I believe there is. It takes the form of proactivity.

‘Proactive’ is defined as “Creating or controlling a situation by causing something to happen rather than responding to it after it has happened.” A proactive person assesses a situation honestly, reevaluates when necessary, and works towards a goal. The poker player who folds a hand that he would’ve won can win the next three if he notices that the opponent rubs his right eye when bluffing. The actress who, after 3 years of auditions, hasn’t landed a gig can transfer her skills quite profitably to marketing or PR. The guy whose calls have not been returned would do well to give up on this one and promise himself that next time he’ll wait until the second date to inquire about her SAT score and detail exactly how many kids he wants. The proactive person continues to have fantasies while drowning out delusion’s lullaby, and he sees the facts without shackling himself in negativity’s prison cell. Proactivity is neither easy nor certain, but it’s liberating, inducing confidence in a way that can only be done through energy well-directed.
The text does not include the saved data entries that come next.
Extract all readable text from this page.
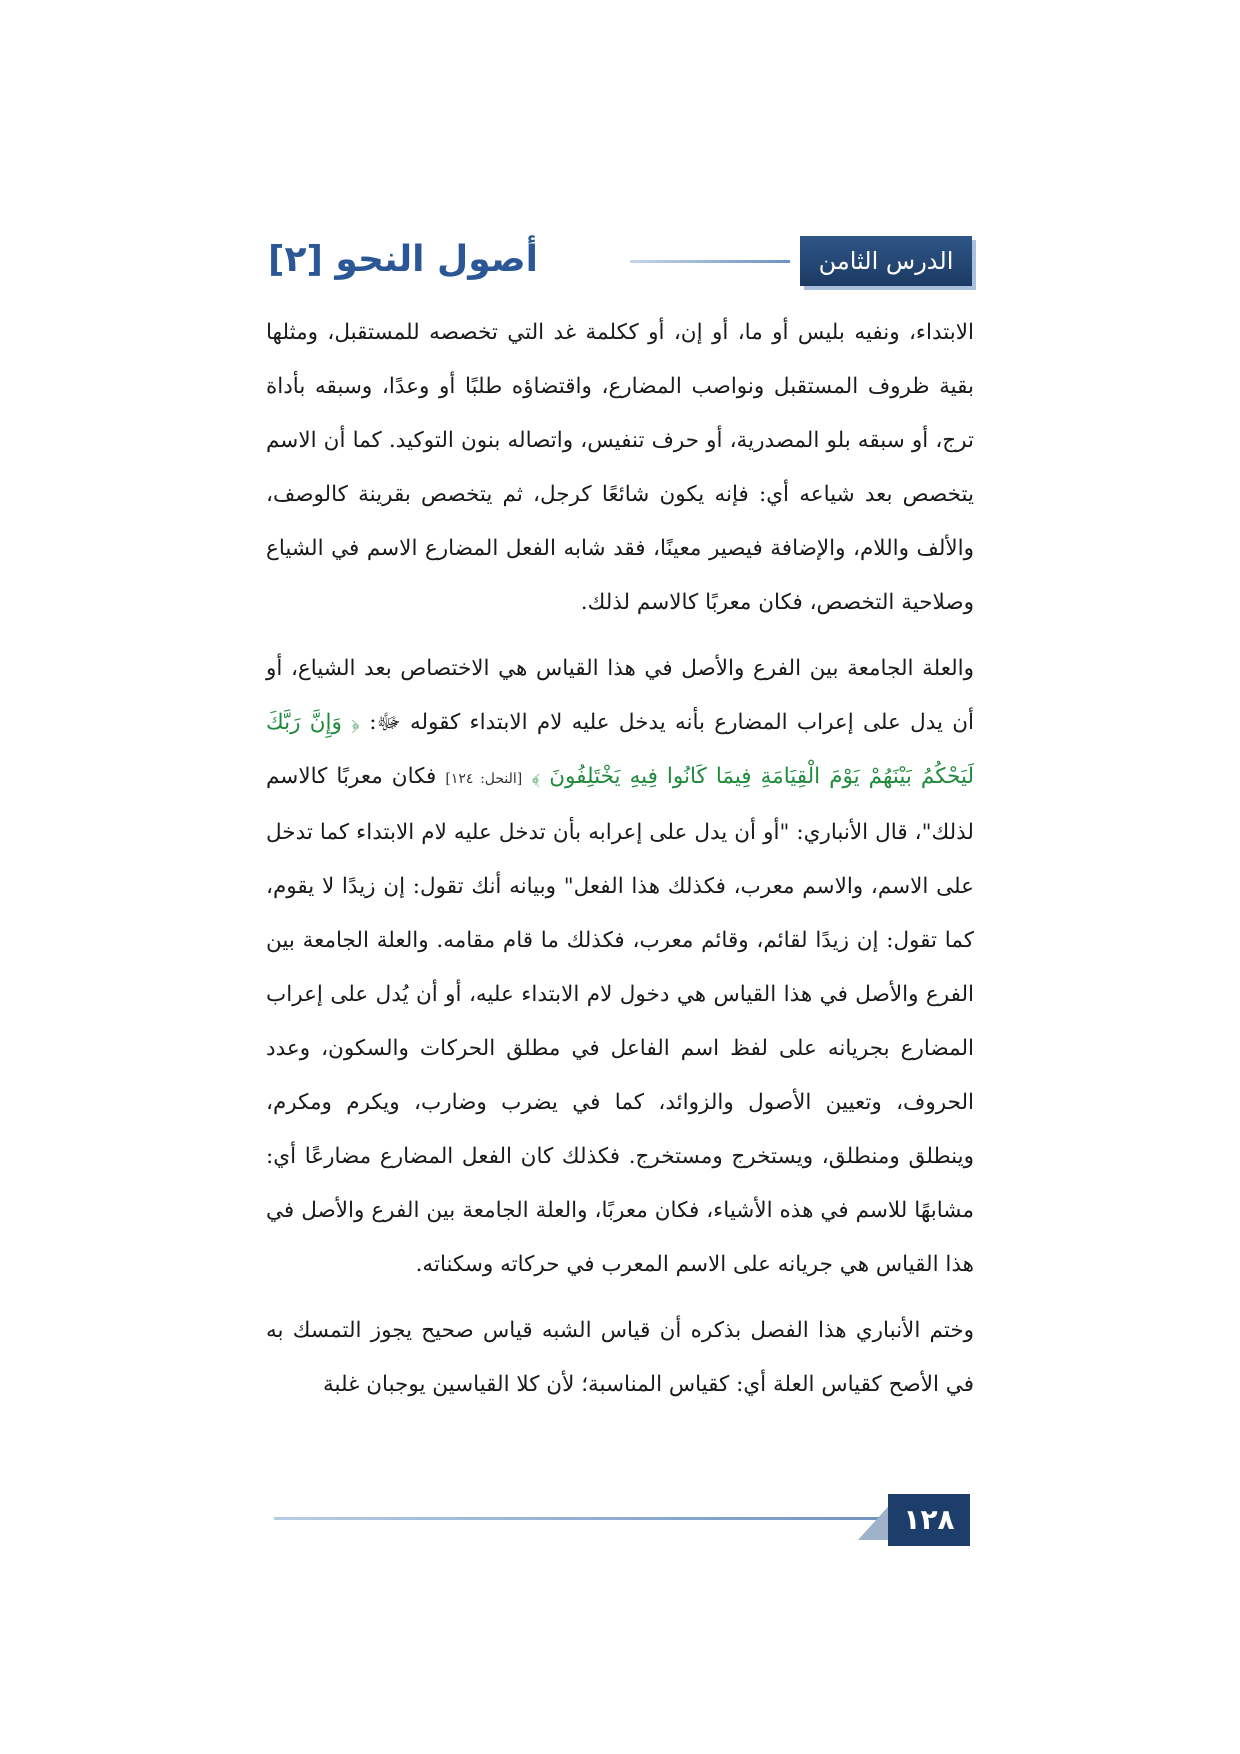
الدرس الثامن
أصول النحو [٢]

الابتداء، ونفيه بليس أو ما، أو إن، أو ككلمة غد التي تخصصه للمستقبل، ومثلها بقية ظروف المستقبل ونواصب المضارع، واقتضاؤه طلبًا أو وعدًا، وسبقه بأداة ترج، أو سبقه بلو المصدرية، أو حرف تنفيس، واتصاله بنون التوكيد. كما أن الاسم يتخصص بعد شياعه أي: فإنه يكون شائعًا كرجل، ثم يتخصص بقرينة كالوصف، والألف واللام، والإضافة فيصير معينًا، فقد شابه الفعل المضارع الاسم في الشياع وصلاحية التخصص، فكان معربًا كالاسم لذلك.

والعلة الجامعة بين الفرع والأصل في هذا القياس هي الاختصاص بعد الشياع، أو أن يدل على إعراب المضارع بأنه يدخل عليه لام الابتداء كقوله ﷻ: ﴿ وَإِنَّ رَبَّكَ لَيَحْكُمُ بَيْنَهُمْ يَوْمَ الْقِيَامَةِ فِيمَا كَانُوا فِيهِ يَخْتَلِفُونَ ﴾ [النحل: ١٢٤] فكان معربًا كالاسم لذلك"، قال الأنباري: "أو أن يدل على إعرابه بأن تدخل عليه لام الابتداء كما تدخل على الاسم، والاسم معرب، فكذلك هذا الفعل" وبيانه أنك تقول: إن زيدًا لا يقوم، كما تقول: إن زيدًا لقائم، وقائم معرب، فكذلك ما قام مقامه. والعلة الجامعة بين الفرع والأصل في هذا القياس هي دخول لام الابتداء عليه، أو أن يُدل على إعراب المضارع بجريانه على لفظ اسم الفاعل في مطلق الحركات والسكون، وعدد الحروف، وتعيين الأصول والزوائد، كما في يضرب وضارب، ويكرم ومكرم، وينطلق ومنطلق، ويستخرج ومستخرج. فكذلك كان الفعل المضارع مضارعًا أي: مشابهًا للاسم في هذه الأشياء، فكان معربًا، والعلة الجامعة بين الفرع والأصل في هذا القياس هي جريانه على الاسم المعرب في حركاته وسكناته.

وختم الأنباري هذا الفصل بذكره أن قياس الشبه قياس صحيح يجوز التمسك به في الأصح كقياس العلة أي: كقياس المناسبة؛ لأن كلا القياسين يوجبان غلبة

١٢٨
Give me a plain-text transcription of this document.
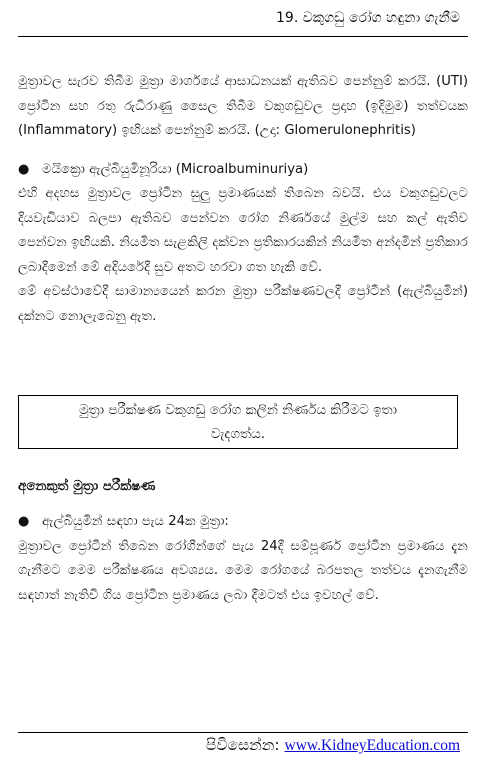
19. වකුගඩු රෝග හඳුනා ගැනීම

මුත්‍රාවල සැරව තිබීම මුත්‍රා මාර්ගයේ ආසාධනයක් ඇතිබව පෙන්නුම් කරයි. (UTI) ප්‍රෝටීන සහ රතු රුධිරාණු සෛල තිබීම වකුගඩුවල ප්‍රදාහ (ඉදිමුම) තත්වයක (Inflammatory) ඉඟියක් පෙන්නුම් කරයි. (උදා: Glomerulonephritis)

● මයික්‍රො ඇල්බියුමිනූරියා (Microalbuminuriya)

එහි අදහස මුත්‍රාවල ප්‍රෝටීන සුලු ප්‍රමාණයක් තිබෙන බවයි. එය වකුගඩුවලට දියවැඩියාව බලපා ඇතිබව පෙන්වන රෝග නිර්ණයේ මුල්ම සහ කල් ඇතිව පෙන්වන ඉඟියකි. නියමිත සැළකිලි දක්වන ප්‍රතිකාරයකින් නියමිත අන්දමින් ප්‍රතිකාර ලබාදීමෙන් මේ අදියරේදී සුව අතට හරවා ගත හැකි වේ.

මේ අවස්ථාවේදී සාමාන්‍යයෙන් කරන මුත්‍රා පරීක්ෂණවලදී ප්‍රෝටීන් (ඇල්බියුමින්) දක්නට නොලැබෙනු ඇත.

මුත්‍රා පරීක්ෂණ වකුගඩු රෝග කලින් නිර්ණය කිරීමට ඉතා වැදගත්ය.
අනෙකුත් මුත්‍රා පරීක්ෂණ
● ඇල්බියුමින් සඳහා පැය 24ක මුත්‍රා:

මුත්‍රාවල ප්‍රෝටීන් තිබෙන රෝගීන්ගේ පැය 24දී සම්පූර්ණ ප්‍රෝටීන ප්‍රමාණය දැන ගැනීමට මෙම පරීක්ෂණය අවශ්‍යය. මෙම රෝගයේ බරපතල තත්වය දැනගැනීම සඳහාත් නැතිවී ගිය ප්‍රෝටීන ප්‍රමාණය ලබා දීමටත් එය ඉවහල් වේ.

පිවිසෙන්න: www.KidneyEducation.com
And to the gray-haired, buck-toothed smarm in South East Asia, is there a proactive behavior? What do you do if you’re lonely and too old to attract your desired demographic? It could be argued that Mr. Grayhair’s behavior is more desperate and pathetic than it is deluded. Your correspondent maintains that it really is deluded, however, because the contention that a weekend with a South East Asian teenager will do anything other than deepen that loneliness and sense of being socially outcast is too absurd to consider seriously.  The challenge presented by affection-starvation is difficult, and simply paying for that affection is too easy. The more he accepts the smiles that money bought, the more he’s conditioned to believe that smiles only happen as a result of a transaction. The more derisive glares he deflects from people like me, the more accustomed he becomes to epithets such as ‘creepy’ and ‘pedophile.’ The cynic, at the other extreme, responds to affection-starvation by deeming resolution hopeless and holing himself up. The proaclolita-book-covertive play, it seems, is to concede to social norms. Is to become de, as it were, lewded. Use that money spent on the plane ticket to the Philippines to buy a nice shirt and a well-fitting pair of slacks, date someone who also watched I Love Lucy as a kid, and aim for wit and charm, the happy medium between boorishness and buffoonery.

And what to do with that pedophilic energy? Follow Nabokov’s example, perhaps. Isn’t writing just a medium whereby dissatisfied perverts spread angst? Err, I mean, uhh, isn’t writing… oh shit. I’ll just stop.